The most commonly used test, for testing if the mean between two categories is different, is probably the Student t-test (Student, 1908).

However, this test does not perform well if the variances in each group are different. The Welch test (Welch, 1938, 1947) is designed to use if the variances are not equal, and does not differ much from the Student t-test if the variances are the same.

Ruxton (2006) compared the Welch t-test and the Student’s t-test and concluded that: “the unequal variance t-test should always be used in preference to the Student's t-test” (p. 690).

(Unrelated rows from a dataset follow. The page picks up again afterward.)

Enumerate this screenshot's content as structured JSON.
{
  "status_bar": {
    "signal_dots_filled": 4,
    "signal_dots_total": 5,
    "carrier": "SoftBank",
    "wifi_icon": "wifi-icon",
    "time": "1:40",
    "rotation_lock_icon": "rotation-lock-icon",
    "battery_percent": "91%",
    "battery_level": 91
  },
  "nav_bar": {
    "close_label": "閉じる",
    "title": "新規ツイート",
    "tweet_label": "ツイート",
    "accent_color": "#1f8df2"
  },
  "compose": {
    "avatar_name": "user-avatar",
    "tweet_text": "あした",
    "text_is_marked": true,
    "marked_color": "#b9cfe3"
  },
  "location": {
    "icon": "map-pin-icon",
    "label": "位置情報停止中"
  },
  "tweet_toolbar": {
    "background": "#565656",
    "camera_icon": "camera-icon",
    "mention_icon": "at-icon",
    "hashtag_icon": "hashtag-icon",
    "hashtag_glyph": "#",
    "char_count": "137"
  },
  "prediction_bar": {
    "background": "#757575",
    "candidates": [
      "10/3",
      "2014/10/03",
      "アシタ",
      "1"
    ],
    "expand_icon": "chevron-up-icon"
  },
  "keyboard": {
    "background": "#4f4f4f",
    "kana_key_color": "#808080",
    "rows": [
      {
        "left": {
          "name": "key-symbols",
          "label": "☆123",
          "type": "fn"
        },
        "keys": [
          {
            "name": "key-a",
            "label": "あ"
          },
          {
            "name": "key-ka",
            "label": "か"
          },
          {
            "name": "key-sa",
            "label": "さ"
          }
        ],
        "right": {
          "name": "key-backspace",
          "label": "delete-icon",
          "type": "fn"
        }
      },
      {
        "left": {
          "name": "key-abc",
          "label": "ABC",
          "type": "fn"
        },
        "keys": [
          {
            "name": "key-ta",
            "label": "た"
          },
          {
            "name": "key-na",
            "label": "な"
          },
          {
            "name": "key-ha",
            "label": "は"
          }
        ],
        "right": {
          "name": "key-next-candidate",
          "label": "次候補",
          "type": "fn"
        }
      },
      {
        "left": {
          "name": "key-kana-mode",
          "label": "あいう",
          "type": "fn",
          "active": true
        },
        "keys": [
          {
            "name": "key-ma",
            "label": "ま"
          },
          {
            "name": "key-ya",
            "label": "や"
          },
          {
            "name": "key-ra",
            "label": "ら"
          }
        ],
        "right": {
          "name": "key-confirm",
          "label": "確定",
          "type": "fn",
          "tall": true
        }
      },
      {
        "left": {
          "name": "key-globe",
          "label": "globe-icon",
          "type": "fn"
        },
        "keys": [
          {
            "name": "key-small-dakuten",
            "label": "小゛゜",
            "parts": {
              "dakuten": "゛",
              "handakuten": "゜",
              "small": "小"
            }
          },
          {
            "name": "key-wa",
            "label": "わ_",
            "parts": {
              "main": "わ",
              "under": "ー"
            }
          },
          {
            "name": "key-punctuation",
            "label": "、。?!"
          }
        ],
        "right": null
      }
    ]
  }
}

There are four similar tests, with different assumptions.

|test|equal variance|normality|
|----|--------------|---------|
|Student|yes|yes|
|Welch|no|yes|
|Trimmed|yes|no|
|Yuen-Welch|no|no|

In this document the Student and Welch version are discussed. The Trimmed and Yuen-Welch are in a separate document, as well as a fifth for large sample cases: Z-test.

In [None]:
maleMarks = mydata['Over_Grade'][mydata['Gen_Gender'] == 'Male'].dropna()
femaleMarks = mydata['Over_Grade'][mydata['Gen_Gender'] == 'Female'].dropna()

In [None]:
maleMarks

In [None]:
femaleMarks

In [None]:
from scipy.stats import ttest_ind

In [None]:
#Student t-test

'''
Data - marks of male and marks of female students in a exam

H0- marks are equal
Ha- marks are unequal

statistic=0.8007631996644367, pvalue=0.428120221815538
'''

ttest_ind(maleMarks, femaleMarks)

In [None]:
#Welch test
#TtestResult(statistic=0.6936894455945684, pvalue=0.4991001245520197, df=14.158919197596669)
'''
Data - marks of male and marks of female students in a exam

H0- marks are equal
Ha- marks are unequal

p<=0.05 - significant (null hypothesis can be rejected)
p>0.05 - not significant (null hypothesis cannot be rejected)
'''

ttest_ind(maleMarks, femaleMarks, equal_var=False)


In [None]:
'''
Effect size - Cohen d_s
'''

In [None]:
!pip install https://raw.githubusercontent.com/stikpet/stikpetP/main/stikpetP.tar.gz

In [None]:
import stikpetP as ps

Then for the interpretation, Cohen (1988, p. 40) has some rules of thumb for the small, medium and large, and Sawilowsky (2009, p. 599) expanded these with very small, very large and huge:

|\|Cohen d\|| Interpretation|
|-------|---------------|
|0 < .01| Negligible|
|0.01 < .20| Very small|
|0.20 < 0.50 |Small|
|0.50 < 0.80| Medium|
|0.80 < 1.20| Large|
|1.20 < 2.00| Very large|
|2.00 or more| Huge|

Lets, find out how to do this with Python

In [None]:
ps.es_hedges_g_is(mydata['Gen_Gender'], mydata['Over_Grade'])